Festival Universitário da Canção

Estimulados pelos grandes festivais da música brasileira e também internacionais, um grupo de acadêmicos da Universidade Estadual de Ponta Grossa (UEPG), integrantes do Diretório Central de Estudantes (DCE), cria em 1980 o Festival Universitário da Canção (FUC). A 1ª edição do evento ocorreu entre os dias 24 e 26 de abril, com 47 canções inscritas. Só podiam participar estudantes, ainda que de qualquer nível de ensino. As apresentações ocorreram em um espaço com capacidade para 400 pessoas e durante os três dias do evento, mais de mil pessoas participaram, acomodando-se em todos os lugares possíveis.

O professor Nelson Silva Junior, atual Diretor de Assuntos Culturais da UEPG, destaca que naquela época, “todas as canções inscritas eram submetidas à apreciação da Polícia Federal e só podiam ser apresentadas com a autorização da mesma”. A primeira canção a ganhar o Festival foi Germe do Medo, com autoria e interpretação de José Santos Júnior e Irã Santos. O prêmio foi de 20 mil cruzeiros.
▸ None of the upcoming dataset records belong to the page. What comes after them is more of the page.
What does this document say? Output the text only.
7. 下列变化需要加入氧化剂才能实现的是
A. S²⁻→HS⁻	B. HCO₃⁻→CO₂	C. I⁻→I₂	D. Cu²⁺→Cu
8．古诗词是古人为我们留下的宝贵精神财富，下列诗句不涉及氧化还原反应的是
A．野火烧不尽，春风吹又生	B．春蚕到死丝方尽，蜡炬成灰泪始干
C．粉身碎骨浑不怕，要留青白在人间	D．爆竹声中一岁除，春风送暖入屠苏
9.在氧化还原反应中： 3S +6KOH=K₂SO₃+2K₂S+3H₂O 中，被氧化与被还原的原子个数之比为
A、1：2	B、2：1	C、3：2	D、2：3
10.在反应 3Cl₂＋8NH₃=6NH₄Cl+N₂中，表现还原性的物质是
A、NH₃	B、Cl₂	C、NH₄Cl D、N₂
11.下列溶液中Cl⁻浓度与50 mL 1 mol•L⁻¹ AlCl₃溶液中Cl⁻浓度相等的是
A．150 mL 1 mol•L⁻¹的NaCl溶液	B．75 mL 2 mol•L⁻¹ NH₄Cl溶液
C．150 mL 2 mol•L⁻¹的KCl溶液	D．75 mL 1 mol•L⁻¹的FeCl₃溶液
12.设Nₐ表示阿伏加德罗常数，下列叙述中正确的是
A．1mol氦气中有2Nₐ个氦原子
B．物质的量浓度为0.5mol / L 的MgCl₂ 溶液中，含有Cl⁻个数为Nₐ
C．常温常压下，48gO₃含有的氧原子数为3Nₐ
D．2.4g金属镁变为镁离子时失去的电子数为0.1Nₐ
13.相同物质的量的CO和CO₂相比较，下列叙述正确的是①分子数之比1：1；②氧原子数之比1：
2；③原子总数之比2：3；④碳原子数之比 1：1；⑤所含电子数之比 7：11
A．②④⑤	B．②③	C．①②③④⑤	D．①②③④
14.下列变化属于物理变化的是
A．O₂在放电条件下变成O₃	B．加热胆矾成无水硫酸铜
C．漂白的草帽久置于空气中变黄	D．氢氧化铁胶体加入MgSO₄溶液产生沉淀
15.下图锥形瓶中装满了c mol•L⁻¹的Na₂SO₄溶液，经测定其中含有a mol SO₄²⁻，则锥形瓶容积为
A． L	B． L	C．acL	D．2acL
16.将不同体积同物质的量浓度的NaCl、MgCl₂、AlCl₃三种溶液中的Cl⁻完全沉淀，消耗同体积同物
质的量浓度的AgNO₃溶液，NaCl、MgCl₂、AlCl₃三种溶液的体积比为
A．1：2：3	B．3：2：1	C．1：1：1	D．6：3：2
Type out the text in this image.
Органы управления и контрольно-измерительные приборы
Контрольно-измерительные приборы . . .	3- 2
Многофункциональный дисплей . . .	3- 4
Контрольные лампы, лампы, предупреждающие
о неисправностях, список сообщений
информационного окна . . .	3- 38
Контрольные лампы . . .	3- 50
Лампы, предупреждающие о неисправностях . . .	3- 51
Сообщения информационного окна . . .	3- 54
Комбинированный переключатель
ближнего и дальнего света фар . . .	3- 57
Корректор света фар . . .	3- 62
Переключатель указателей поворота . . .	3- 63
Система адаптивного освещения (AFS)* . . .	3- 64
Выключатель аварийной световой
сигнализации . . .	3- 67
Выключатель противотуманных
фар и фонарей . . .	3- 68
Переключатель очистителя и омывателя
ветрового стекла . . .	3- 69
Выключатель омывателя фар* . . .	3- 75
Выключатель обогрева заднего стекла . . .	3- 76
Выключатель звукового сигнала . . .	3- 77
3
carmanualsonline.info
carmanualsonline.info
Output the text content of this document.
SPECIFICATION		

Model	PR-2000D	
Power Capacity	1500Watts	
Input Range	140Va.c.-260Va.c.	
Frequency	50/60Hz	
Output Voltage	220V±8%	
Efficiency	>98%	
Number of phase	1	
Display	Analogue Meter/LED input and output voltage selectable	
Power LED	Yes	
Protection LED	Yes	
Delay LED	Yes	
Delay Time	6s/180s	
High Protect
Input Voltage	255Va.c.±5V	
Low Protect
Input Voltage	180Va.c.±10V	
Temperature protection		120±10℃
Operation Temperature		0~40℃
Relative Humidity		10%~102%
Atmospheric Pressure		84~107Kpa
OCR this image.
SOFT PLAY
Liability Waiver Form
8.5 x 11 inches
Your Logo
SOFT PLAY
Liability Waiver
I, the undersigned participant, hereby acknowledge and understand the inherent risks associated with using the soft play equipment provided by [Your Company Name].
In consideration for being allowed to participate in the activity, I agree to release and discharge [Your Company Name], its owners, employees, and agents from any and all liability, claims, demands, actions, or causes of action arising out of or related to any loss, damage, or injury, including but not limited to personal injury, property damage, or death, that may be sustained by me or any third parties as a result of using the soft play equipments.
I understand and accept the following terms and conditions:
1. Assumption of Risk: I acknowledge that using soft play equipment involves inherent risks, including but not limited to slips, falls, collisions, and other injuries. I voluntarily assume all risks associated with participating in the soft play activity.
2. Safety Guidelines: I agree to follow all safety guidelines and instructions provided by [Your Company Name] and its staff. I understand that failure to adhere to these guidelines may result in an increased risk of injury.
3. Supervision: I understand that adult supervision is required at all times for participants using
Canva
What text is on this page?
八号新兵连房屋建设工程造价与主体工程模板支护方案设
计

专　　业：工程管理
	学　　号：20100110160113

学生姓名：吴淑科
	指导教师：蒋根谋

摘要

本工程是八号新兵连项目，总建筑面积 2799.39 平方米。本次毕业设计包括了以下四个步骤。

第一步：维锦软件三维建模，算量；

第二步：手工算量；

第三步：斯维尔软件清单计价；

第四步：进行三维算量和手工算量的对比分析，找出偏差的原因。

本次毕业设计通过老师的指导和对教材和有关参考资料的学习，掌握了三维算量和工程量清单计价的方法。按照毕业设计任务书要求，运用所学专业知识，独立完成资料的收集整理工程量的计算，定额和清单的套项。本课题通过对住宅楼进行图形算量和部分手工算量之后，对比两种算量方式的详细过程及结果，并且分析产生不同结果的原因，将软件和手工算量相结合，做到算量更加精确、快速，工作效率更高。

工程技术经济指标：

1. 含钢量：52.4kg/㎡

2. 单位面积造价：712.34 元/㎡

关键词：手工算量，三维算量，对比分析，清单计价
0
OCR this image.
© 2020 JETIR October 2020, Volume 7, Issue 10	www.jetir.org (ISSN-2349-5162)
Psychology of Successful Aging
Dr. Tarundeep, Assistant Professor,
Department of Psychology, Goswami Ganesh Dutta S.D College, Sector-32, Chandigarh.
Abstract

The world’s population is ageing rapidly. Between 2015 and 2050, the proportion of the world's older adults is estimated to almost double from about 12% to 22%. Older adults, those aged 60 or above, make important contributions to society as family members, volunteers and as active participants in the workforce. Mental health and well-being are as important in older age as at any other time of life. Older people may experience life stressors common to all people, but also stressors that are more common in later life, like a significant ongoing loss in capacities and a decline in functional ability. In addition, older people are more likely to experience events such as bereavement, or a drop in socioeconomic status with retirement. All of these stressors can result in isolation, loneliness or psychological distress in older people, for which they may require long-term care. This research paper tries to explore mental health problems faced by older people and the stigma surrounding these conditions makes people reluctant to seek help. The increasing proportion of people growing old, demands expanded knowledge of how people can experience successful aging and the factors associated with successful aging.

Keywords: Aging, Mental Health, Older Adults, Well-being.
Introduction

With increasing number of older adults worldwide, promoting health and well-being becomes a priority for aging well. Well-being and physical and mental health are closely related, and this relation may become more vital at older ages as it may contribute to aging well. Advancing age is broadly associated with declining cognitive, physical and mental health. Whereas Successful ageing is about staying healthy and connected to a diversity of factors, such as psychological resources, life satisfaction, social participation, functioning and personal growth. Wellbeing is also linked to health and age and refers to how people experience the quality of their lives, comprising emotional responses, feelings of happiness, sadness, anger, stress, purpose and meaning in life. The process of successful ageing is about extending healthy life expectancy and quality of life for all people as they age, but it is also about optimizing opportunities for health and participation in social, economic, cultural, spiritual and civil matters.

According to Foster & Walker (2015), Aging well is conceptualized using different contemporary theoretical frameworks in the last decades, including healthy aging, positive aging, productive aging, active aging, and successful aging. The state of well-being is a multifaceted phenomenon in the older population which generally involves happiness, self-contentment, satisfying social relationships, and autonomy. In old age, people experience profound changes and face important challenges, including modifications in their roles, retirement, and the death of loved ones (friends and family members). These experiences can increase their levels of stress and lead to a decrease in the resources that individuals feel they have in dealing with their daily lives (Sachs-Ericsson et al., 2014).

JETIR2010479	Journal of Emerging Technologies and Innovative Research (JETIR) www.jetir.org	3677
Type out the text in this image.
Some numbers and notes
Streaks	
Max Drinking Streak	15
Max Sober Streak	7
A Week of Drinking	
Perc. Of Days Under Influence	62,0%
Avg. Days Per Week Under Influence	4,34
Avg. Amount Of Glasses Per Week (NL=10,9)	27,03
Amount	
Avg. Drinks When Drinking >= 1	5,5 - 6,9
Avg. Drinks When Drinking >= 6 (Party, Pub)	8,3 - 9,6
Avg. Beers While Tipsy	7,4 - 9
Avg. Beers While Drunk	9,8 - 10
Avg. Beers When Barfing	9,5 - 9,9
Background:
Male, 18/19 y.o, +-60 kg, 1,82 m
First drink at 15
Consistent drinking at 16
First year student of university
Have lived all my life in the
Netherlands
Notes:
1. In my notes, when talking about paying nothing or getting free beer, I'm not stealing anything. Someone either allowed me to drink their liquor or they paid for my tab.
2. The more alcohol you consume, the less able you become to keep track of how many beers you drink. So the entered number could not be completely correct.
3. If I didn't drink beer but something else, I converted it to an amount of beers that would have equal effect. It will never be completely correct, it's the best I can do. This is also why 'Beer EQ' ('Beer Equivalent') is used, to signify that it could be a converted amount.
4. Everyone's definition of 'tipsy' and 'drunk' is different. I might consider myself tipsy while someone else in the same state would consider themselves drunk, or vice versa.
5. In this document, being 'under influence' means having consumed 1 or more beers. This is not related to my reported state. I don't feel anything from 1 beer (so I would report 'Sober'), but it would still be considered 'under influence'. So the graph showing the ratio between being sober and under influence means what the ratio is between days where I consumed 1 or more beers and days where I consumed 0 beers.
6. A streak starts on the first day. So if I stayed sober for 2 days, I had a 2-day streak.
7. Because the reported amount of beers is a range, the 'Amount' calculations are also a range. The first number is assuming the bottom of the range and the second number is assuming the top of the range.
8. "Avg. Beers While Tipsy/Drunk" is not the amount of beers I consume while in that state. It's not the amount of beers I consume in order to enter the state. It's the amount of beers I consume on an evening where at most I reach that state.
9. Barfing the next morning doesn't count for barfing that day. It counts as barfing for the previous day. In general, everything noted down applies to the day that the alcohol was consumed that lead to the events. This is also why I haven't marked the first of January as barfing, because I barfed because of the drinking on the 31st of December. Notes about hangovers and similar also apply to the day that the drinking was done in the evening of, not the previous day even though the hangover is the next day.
O Diretório Central de Estudantes da UEPG realizou sete edições do Festival, entre 1980 e 1986 (7º FUC). Por dificuldades financeiras, apesar do apoio institucional da Universidade, o DCE interrompeu a realização do FUC, em 1987. Em 1995, a UEPG, através da Diretoria de Assuntos Culturais (DAC), órgão ligado à Pró Reitoria de Extensão e Assuntos Culturais, institucionaliza o Festival, que junto ao Festival Nacional de Teatro (FENATA), passa a integrar o calendário de eventos da instituição. 

Ao longo de sua trajetória, o FUC contribuiu de forma significativa para o desenvolvimento das potencialidades artísticas no campo musical. Constitui-se num dos mais tradicionais acontecimentos do calendário cultural do Paraná, integrando de forma muito positiva músicos que atuam em várias regiões, em especial próximas dos Campos Gerais.

Há 15 anos, o Festival é realizado através de uma parceria entre a UEPG e a Fundação de Apoio ao Desenvolvimento Institucional, Científico e Tecnológico da Universidade Estadual de Ponta Grossa (FAUEPG), consolidando-se como um evento para promover e incentivar as produções musicais.

Tendo como princípios difundir e divulgar a música produzida em Ponta Grossa e na região dos Campo Gerais, como um elemento importante de expressão cultural e artística, o FUC é também um festival que fomenta o turismo e a cultura, incentiva a criatividade musical, promove o intercâmbio cultural e incrementa a economia criativa. O evento mobiliza o setor hoteleiro, gastronômico, além de estabelecer importante parceria com a produção artesanal local.

O palco que recebe o Festival é um espaço para os diferentes estilos e gêneros musicais, intérpretes, letras, arranjos e performances. “Isso faz do Festival um evento que respeita a diversidade e a pluralidade culturais, proporcionando ao público presente um espetáculo sonoro e visual único”, acrescenta o professor Nelson.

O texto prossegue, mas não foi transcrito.